Les précieuses ridicules – Stéphane Varupenne et Sébastien Pouderoux – Comédie Française (Théâtre du Vieux Colombier), Paris – Jusqu’au 8 mai 2022.
La saison Molière qui fête les 400 ans de sa naissance bat son plein, alternant créations et reprises. Au Théâtre du Vieux-Colombier, Stéphane Varupenne et Sébastien Pouderoux revisitent Les précieuses ridicules pour les mettre au goût du jour en se focalisant sur la peur viscérale de ne pas être à la mode. Avec un Jérémy Lopez en très grande forme dans le rôle de Mascarille et un accompagnement musical musclé, ils nous livrent une version hilarante de la pièce. La langue de Molière est bien là pour les précieuses et les précieux, le reste est escamoté ou transposé, ce qui ne plaira sans doute pas à tout le monde. Les acteurs semblent n’avoir aucune limite, et pour qui se laisse emporter, le plaisir est immense.
Cathos et Madelon, deux jeunes cousines provinciales récemment montées à Paris, rejettent les jeunes hommes que leur père et vieil oncle leur destinent, au motif qu’ils n’étaient pas assez « précieux ». Par vengeance, ceux-ci vont leur envoyer leur valet Mascarille les séduire, en le faisant passer pour un grand marquis.
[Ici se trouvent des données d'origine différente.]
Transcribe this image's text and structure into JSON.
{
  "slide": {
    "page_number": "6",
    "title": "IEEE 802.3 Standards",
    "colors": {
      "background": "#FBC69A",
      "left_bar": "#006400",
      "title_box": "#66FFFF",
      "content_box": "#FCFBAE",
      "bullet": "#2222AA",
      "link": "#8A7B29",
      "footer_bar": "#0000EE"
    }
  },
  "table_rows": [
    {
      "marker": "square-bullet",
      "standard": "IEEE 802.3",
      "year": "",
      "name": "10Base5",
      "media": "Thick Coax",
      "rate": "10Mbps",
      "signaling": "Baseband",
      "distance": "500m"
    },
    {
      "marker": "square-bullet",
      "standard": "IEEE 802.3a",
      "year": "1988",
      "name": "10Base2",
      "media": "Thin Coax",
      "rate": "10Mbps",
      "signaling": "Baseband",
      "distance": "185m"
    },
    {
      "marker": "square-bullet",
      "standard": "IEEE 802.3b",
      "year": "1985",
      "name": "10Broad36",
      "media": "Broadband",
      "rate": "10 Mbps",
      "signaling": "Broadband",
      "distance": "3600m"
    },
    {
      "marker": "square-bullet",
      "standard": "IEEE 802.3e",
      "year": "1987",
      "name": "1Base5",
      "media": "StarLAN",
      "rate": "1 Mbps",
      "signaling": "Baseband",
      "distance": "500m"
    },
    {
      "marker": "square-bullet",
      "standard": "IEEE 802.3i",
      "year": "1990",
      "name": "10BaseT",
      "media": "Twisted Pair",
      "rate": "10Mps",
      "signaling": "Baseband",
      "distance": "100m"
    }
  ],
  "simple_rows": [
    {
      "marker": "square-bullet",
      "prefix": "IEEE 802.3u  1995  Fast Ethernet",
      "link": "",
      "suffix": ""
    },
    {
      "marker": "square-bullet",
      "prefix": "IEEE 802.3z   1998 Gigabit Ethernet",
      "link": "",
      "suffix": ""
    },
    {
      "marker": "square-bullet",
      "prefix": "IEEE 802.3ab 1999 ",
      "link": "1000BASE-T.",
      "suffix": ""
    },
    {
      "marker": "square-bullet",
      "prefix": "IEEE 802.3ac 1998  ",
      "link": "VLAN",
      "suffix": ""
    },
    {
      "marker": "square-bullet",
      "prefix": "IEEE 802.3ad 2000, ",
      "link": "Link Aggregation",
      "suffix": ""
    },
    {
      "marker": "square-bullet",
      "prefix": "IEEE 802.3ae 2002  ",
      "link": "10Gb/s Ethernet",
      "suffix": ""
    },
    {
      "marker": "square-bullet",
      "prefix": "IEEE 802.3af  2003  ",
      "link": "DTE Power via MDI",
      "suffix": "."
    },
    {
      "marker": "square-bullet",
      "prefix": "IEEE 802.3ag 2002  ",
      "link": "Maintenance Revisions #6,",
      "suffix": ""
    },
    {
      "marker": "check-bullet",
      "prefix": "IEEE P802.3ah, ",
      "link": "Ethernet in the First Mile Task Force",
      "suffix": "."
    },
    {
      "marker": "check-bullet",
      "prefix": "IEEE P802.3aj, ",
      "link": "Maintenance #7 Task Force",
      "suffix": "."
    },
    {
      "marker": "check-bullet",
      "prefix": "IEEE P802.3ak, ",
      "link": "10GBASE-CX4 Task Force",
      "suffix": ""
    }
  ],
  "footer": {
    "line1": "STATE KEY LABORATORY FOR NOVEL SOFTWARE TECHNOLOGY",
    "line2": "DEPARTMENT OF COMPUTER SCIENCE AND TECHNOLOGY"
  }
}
Les jeunes demoiselles n’y voient que du feu, et les jeunes gens rivalisent de créativité pour atteindre le summum de la préciosité.
Le parti pris est résolument moderne. Au milieu d’un dispositif bi-frontal trône un salon étonnant, mêlant fauteuils capitonnés, toiles ultra-modernes et panier de basket façon lustre de cristal. Le bazar général semble étudié. En guise de prélude Noam Morgenstern vient régler un luminaire, et introduit d’emblée une dose d’absurde. Autre surprise : Stéphane Varupenne et Sébastien Pouderoux, musiciens hors pairs, entament un duo surprenant autour de « si le roi m’avait donné… » pour séduire les deux cousines. Raccourcis au début comme à la fin : pour ne pas reprendre des séquences aujourd’hui datées, autour du mariage, les metteurs en scène coupent, transposent, offrent une chanson ou encore un grand silence final. Le rejet des demoiselles et le mécanisme de la vengeance se mettent en place en un rien de temps et sans dialogue inutile.
Ces précieux sont victimes d’une mode exigeante et extravagante. Cathos et Madelon s’expriment dans les vers d’origine. Le ridicule est d’autant plus grand que cette préciosité d’un autre âge détone vraiment dans le contexte moderne choisi. Elles assument et en imposent, Séphora Pondi d’une part, Claire de la Rüe du Can d’autre part. Tout est extravagant, démesuré : les costumes totalement incongrus (le sac à dos éclairé avec un plongeur dans une bulle d’eau vaut son pesant de cacahouètes), les tournures de phrase alambiquées (« les commodités de la conversation » pour parler des fauteuils), les activités fantasques (masques au concombre, gribouillage post moderne sur un tableau). Face à elles, Mascarille surenchérit sans cesse, aussi bien dans le costume que dans le langage ou les relations mondaines.
Le rire est partout. Dans les décors, les habits et les répliques de Molière bien sûr. Mais encore avec le sketch muet initial pour allumer un lampadaire, le champagne « gobé » en plein vol, ou un morceau de bravoure exceptionnel chanté par Jérémy Lopez. Le comédien nous offre un show incroyable, la chanson n’en finit pas de rebondir avec de nouvelles trouvailles qui se moquent des arrangements musicaux actuels. Quel délire ! Face à lui, Séphora Pondi tient tête et s’impose, tandis que Claire de la Rüe du Can joue une partition plus angoissée. Toutes deux font rire dans le ridicule des situations, mais elles sont bien des victimes comme le dénouement le montrera.
Stéphane Varupenne et Sébastien Pouderoux se sont offerts un show qui leur ressemble, bourré de musique et d’inventivité. Ils offrent une interprétation libre, accessible et décapante d’un classique de Molière. L’angoisse d’être à la mode et ses conséquences sont aussi présentes aujourd’hui qu’elles l’étaient à l’époque. Actualiser le propos de Molière en vaut la peine.